Con privilegios no hay transparencia
Hasta que no se levante el veto del que disfrutan algunas corporaciones privadas dependientes del presupuesto público y las más altas instituciones del Estado, nadie podrá decir con propiedad que España es un país transparente.
El gobierno aprobó en el Consejo de Ministros del pasado viernes el proyecto de Ley de Transparencia, una norma que incluirá algunas de las peticiones que los ciudadanos han planteado al ejecutivo a lo largo del periodo de consulta pública establecido al efecto.
Cualquier iniciativa que tenga como fin dotar a la gestión de los asuntos públicos de una mayor publicidad ha de ser recibida con satisfacción, porque la claridad en el manejo de las cuentas públicas es un imperativo de las democracias realmente participativas. Ahora bien, una norma de estas características debería incidir precisamente en las materias que han gozado siempre del privilegio de la opacidad, y no parece que el proyecto de ley presentado por el gobierno, a falta de las modificaciones que se introduzcan a lo largo de su trámite parlamentario, sea un dechado de rigor en algunos terrenos donde se echa muy en falta precisamente la nitidez anunciada por el ejecutivo con la puesta en marcha de esta iniciativa.
Es el caso del manejo de los fondos públicos por parte de sindicatos, partidos políticos y patronal que, al igual que la Casa Real, quedan fuera expresamente del ámbito de esta Ley. La vicepresidenta del Gobierno aludió como justificación a que ninguno de estos sujetos jurídicos son propiamente órganos de la administración pública. Siendo esto cierto, no lo es menos que todos ellos se financian con dinero público sin que los ciudadanos que los mantienen con sus impuestos puedan saber a qué dedican los abundantes fondos que reciben, más allá de los controles esporádicos de los órganos de la Intervención de cuentas que, por ejemplo en el caso de los sindicatos, jamás se han llevado a efecto con el rigor que cabe exigir a unas corporaciones que viven del presupuesto de todos.
En el caso de la Casa Real hubo incluso peticiones expresas de los ciudadanos en el periodo de información pública para que esta ley de transparencia obligase a su titular a explicar la forma en que administra los fondos recibidos, dando cuenta de su aplicación en la página web abierta a tal efecto. En el caso de sindicatos, patronal y partidos políticos no es ya que se reciban solicitudes concretas durante la tramitación de una norma legal como este proyecto de ley, sino que existe un clamor ciudadano para que las tres entidades, con sus centenares de órganos afines, rindan cuentas hasta del último euro recibido del bolsillo de los contribuyentes, gracias a cuyo esfuerzo mantienen sus estructuras, puesto que con las cuotas de su afiliados no cubren ni el veinte por ciento de su gasto anual.

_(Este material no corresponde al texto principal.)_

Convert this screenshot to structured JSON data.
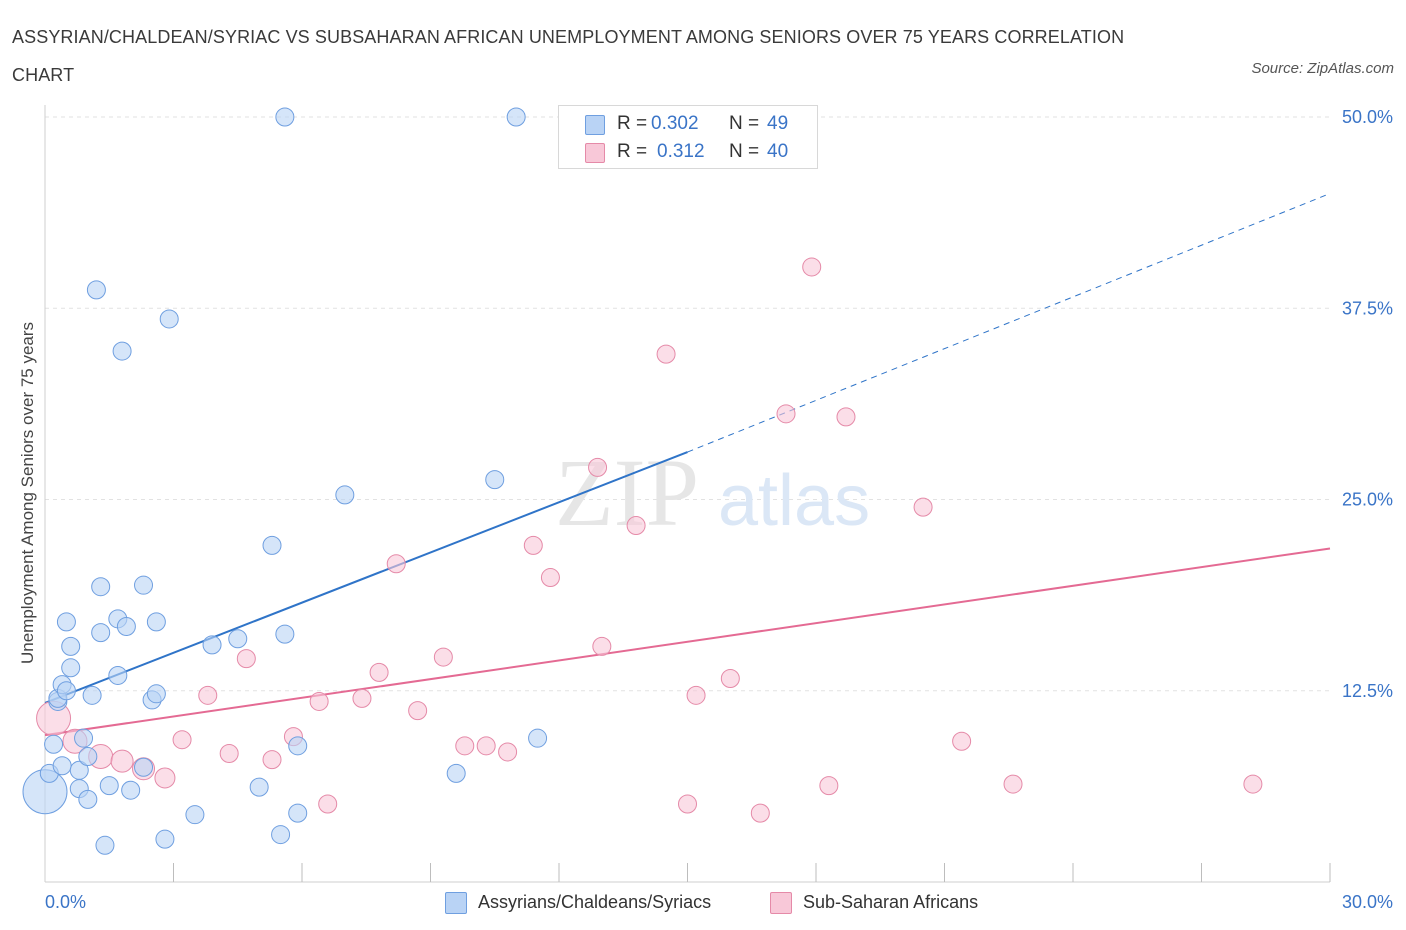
{
  "title": "ASSYRIAN/CHALDEAN/SYRIAC VS SUBSAHARAN AFRICAN UNEMPLOYMENT AMONG SENIORS OVER 75 YEARS CORRELATION CHART",
  "source": "Source: ZipAtlas.com",
  "colors": {
    "blue_fill": "#b9d3f5",
    "blue_stroke": "#6f9fe0",
    "blue_line": "#2f74c8",
    "pink_fill": "#f8c8d8",
    "pink_stroke": "#e58aa8",
    "pink_line": "#e46a93",
    "axis_text": "#3a74c7",
    "grid": "#e2e2e2"
  },
  "legend": {
    "r_label": "R =",
    "n_label": "N =",
    "blue_r": "0.302",
    "blue_n": "49",
    "pink_r": "0.312",
    "pink_n": "40"
  },
  "bottom_legend": {
    "blue": "Assyrians/Chaldeans/Syriacs",
    "pink": "Sub-Saharan Africans"
  },
  "chart_data": {
    "type": "scatter",
    "title": "ASSYRIAN/CHALDEAN/SYRIAC VS SUBSAHARAN AFRICAN UNEMPLOYMENT AMONG SENIORS OVER 75 YEARS CORRELATION CHART",
    "xlabel": "",
    "ylabel": "Unemployment Among Seniors over 75 years",
    "xlim": [
      0,
      30
    ],
    "ylim": [
      0,
      50
    ],
    "x_tick_labels": [
      "0.0%",
      "30.0%"
    ],
    "y_ticks": [
      12.5,
      25,
      37.5,
      50
    ],
    "y_tick_labels": [
      "12.5%",
      "25.0%",
      "37.5%",
      "50.0%"
    ],
    "grid": true,
    "legend_position": "top-center",
    "watermark": "ZIPatlas",
    "series": [
      {
        "name": "Assyrians/Chaldeans/Syriacs",
        "color": "blue",
        "R": 0.302,
        "N": 49,
        "trend": {
          "x0": 0,
          "y0": 11.7,
          "x1": 15,
          "y1": 28.1,
          "dashed_to_x": 30,
          "dashed_to_y": 45.0
        },
        "points": [
          {
            "x": 0.0,
            "y": 5.9,
            "s": 22
          },
          {
            "x": 0.1,
            "y": 7.1,
            "s": 9
          },
          {
            "x": 0.2,
            "y": 9.0,
            "s": 9
          },
          {
            "x": 0.3,
            "y": 11.8,
            "s": 9
          },
          {
            "x": 0.3,
            "y": 12.0,
            "s": 9
          },
          {
            "x": 0.4,
            "y": 7.6,
            "s": 9
          },
          {
            "x": 0.4,
            "y": 12.9,
            "s": 9
          },
          {
            "x": 0.5,
            "y": 12.5,
            "s": 9
          },
          {
            "x": 0.5,
            "y": 17.0,
            "s": 9
          },
          {
            "x": 0.6,
            "y": 14.0,
            "s": 9
          },
          {
            "x": 0.6,
            "y": 15.4,
            "s": 9
          },
          {
            "x": 0.8,
            "y": 6.1,
            "s": 9
          },
          {
            "x": 0.8,
            "y": 7.3,
            "s": 9
          },
          {
            "x": 0.9,
            "y": 9.4,
            "s": 9
          },
          {
            "x": 1.0,
            "y": 8.2,
            "s": 9
          },
          {
            "x": 1.0,
            "y": 5.4,
            "s": 9
          },
          {
            "x": 1.1,
            "y": 12.2,
            "s": 9
          },
          {
            "x": 1.2,
            "y": 38.7,
            "s": 9
          },
          {
            "x": 1.3,
            "y": 16.3,
            "s": 9
          },
          {
            "x": 1.3,
            "y": 19.3,
            "s": 9
          },
          {
            "x": 1.4,
            "y": 2.4,
            "s": 9
          },
          {
            "x": 1.5,
            "y": 6.3,
            "s": 9
          },
          {
            "x": 1.7,
            "y": 13.5,
            "s": 9
          },
          {
            "x": 1.7,
            "y": 17.2,
            "s": 9
          },
          {
            "x": 1.8,
            "y": 34.7,
            "s": 9
          },
          {
            "x": 1.9,
            "y": 16.7,
            "s": 9
          },
          {
            "x": 2.0,
            "y": 6.0,
            "s": 9
          },
          {
            "x": 2.3,
            "y": 7.5,
            "s": 9
          },
          {
            "x": 2.3,
            "y": 19.4,
            "s": 9
          },
          {
            "x": 2.5,
            "y": 11.9,
            "s": 9
          },
          {
            "x": 2.6,
            "y": 12.3,
            "s": 9
          },
          {
            "x": 2.6,
            "y": 17.0,
            "s": 9
          },
          {
            "x": 2.8,
            "y": 2.8,
            "s": 9
          },
          {
            "x": 2.9,
            "y": 36.8,
            "s": 9
          },
          {
            "x": 3.5,
            "y": 4.4,
            "s": 9
          },
          {
            "x": 3.9,
            "y": 15.5,
            "s": 9
          },
          {
            "x": 4.5,
            "y": 15.9,
            "s": 9
          },
          {
            "x": 5.0,
            "y": 6.2,
            "s": 9
          },
          {
            "x": 5.3,
            "y": 22.0,
            "s": 9
          },
          {
            "x": 5.5,
            "y": 3.1,
            "s": 9
          },
          {
            "x": 5.6,
            "y": 16.2,
            "s": 9
          },
          {
            "x": 5.6,
            "y": 50.0,
            "s": 9
          },
          {
            "x": 5.9,
            "y": 4.5,
            "s": 9
          },
          {
            "x": 5.9,
            "y": 8.9,
            "s": 9
          },
          {
            "x": 7.0,
            "y": 25.3,
            "s": 9
          },
          {
            "x": 9.6,
            "y": 7.1,
            "s": 9
          },
          {
            "x": 10.5,
            "y": 26.3,
            "s": 9
          },
          {
            "x": 11.5,
            "y": 9.4,
            "s": 9
          },
          {
            "x": 11.0,
            "y": 50.0,
            "s": 9
          }
        ]
      },
      {
        "name": "Sub-Saharan Africans",
        "color": "pink",
        "R": 0.312,
        "N": 40,
        "trend": {
          "x0": 0,
          "y0": 9.6,
          "x1": 30,
          "y1": 21.8
        },
        "points": [
          {
            "x": 0.2,
            "y": 10.7,
            "s": 17
          },
          {
            "x": 0.7,
            "y": 9.2,
            "s": 12
          },
          {
            "x": 1.3,
            "y": 8.2,
            "s": 12
          },
          {
            "x": 1.8,
            "y": 7.9,
            "s": 11
          },
          {
            "x": 2.3,
            "y": 7.4,
            "s": 11
          },
          {
            "x": 2.8,
            "y": 6.8,
            "s": 10
          },
          {
            "x": 3.2,
            "y": 9.3,
            "s": 9
          },
          {
            "x": 3.8,
            "y": 12.2,
            "s": 9
          },
          {
            "x": 4.3,
            "y": 8.4,
            "s": 9
          },
          {
            "x": 4.7,
            "y": 14.6,
            "s": 9
          },
          {
            "x": 5.3,
            "y": 8.0,
            "s": 9
          },
          {
            "x": 5.8,
            "y": 9.5,
            "s": 9
          },
          {
            "x": 6.4,
            "y": 11.8,
            "s": 9
          },
          {
            "x": 6.6,
            "y": 5.1,
            "s": 9
          },
          {
            "x": 7.4,
            "y": 12.0,
            "s": 9
          },
          {
            "x": 7.8,
            "y": 13.7,
            "s": 9
          },
          {
            "x": 8.2,
            "y": 20.8,
            "s": 9
          },
          {
            "x": 8.7,
            "y": 11.2,
            "s": 9
          },
          {
            "x": 9.3,
            "y": 14.7,
            "s": 9
          },
          {
            "x": 9.8,
            "y": 8.9,
            "s": 9
          },
          {
            "x": 10.3,
            "y": 8.9,
            "s": 9
          },
          {
            "x": 10.8,
            "y": 8.5,
            "s": 9
          },
          {
            "x": 11.4,
            "y": 22.0,
            "s": 9
          },
          {
            "x": 11.8,
            "y": 19.9,
            "s": 9
          },
          {
            "x": 12.9,
            "y": 27.1,
            "s": 9
          },
          {
            "x": 13.0,
            "y": 15.4,
            "s": 9
          },
          {
            "x": 13.8,
            "y": 23.3,
            "s": 9
          },
          {
            "x": 14.5,
            "y": 34.5,
            "s": 9
          },
          {
            "x": 15.0,
            "y": 5.1,
            "s": 9
          },
          {
            "x": 15.2,
            "y": 12.2,
            "s": 9
          },
          {
            "x": 16.0,
            "y": 13.3,
            "s": 9
          },
          {
            "x": 16.7,
            "y": 4.5,
            "s": 9
          },
          {
            "x": 17.3,
            "y": 30.6,
            "s": 9
          },
          {
            "x": 17.9,
            "y": 40.2,
            "s": 9
          },
          {
            "x": 18.3,
            "y": 6.3,
            "s": 9
          },
          {
            "x": 18.7,
            "y": 30.4,
            "s": 9
          },
          {
            "x": 20.5,
            "y": 24.5,
            "s": 9
          },
          {
            "x": 21.4,
            "y": 9.2,
            "s": 9
          },
          {
            "x": 22.6,
            "y": 6.4,
            "s": 9
          },
          {
            "x": 28.2,
            "y": 6.4,
            "s": 9
          }
        ]
      }
    ]
  }
}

Bien está que los ciudadanos puedan acceder a través de internet a las plataformas de contratación de las administraciones públicas y que el marasmo de regulaciones existente se simplifique reuniendo información clara de la normativa que afecta a cada sector de nuestra sociedad. Si además se refuerza la independencia del organismo que ha de velar por la transparencia de la administración pública española, los ciudadanos tendrán una mayor garantía de pulcritud en el manejo de los asuntos públicos. Sin embargo, hasta que no se levante el veto del que disfrutan algunas corporaciones privadas dependientes del presupuesto público y las más altas instituciones del Estado, nadie podrá decir con propiedad que España es un país transparente.
Rajoy ha tenido la oportunidad de acabar de una vez por todas con esas zonas opacas, impropias de las democracias maduras en las que resulta imperativo la información constante a todos los ciudadanos de la manera en que otros gastan su dinero. Por desgracia para todos, ha decidido desaprovecharla. Que nadie se queje si el prestigio y la imagen de esos privilegiados continúa derrumbándose al preocupante ritmo actual.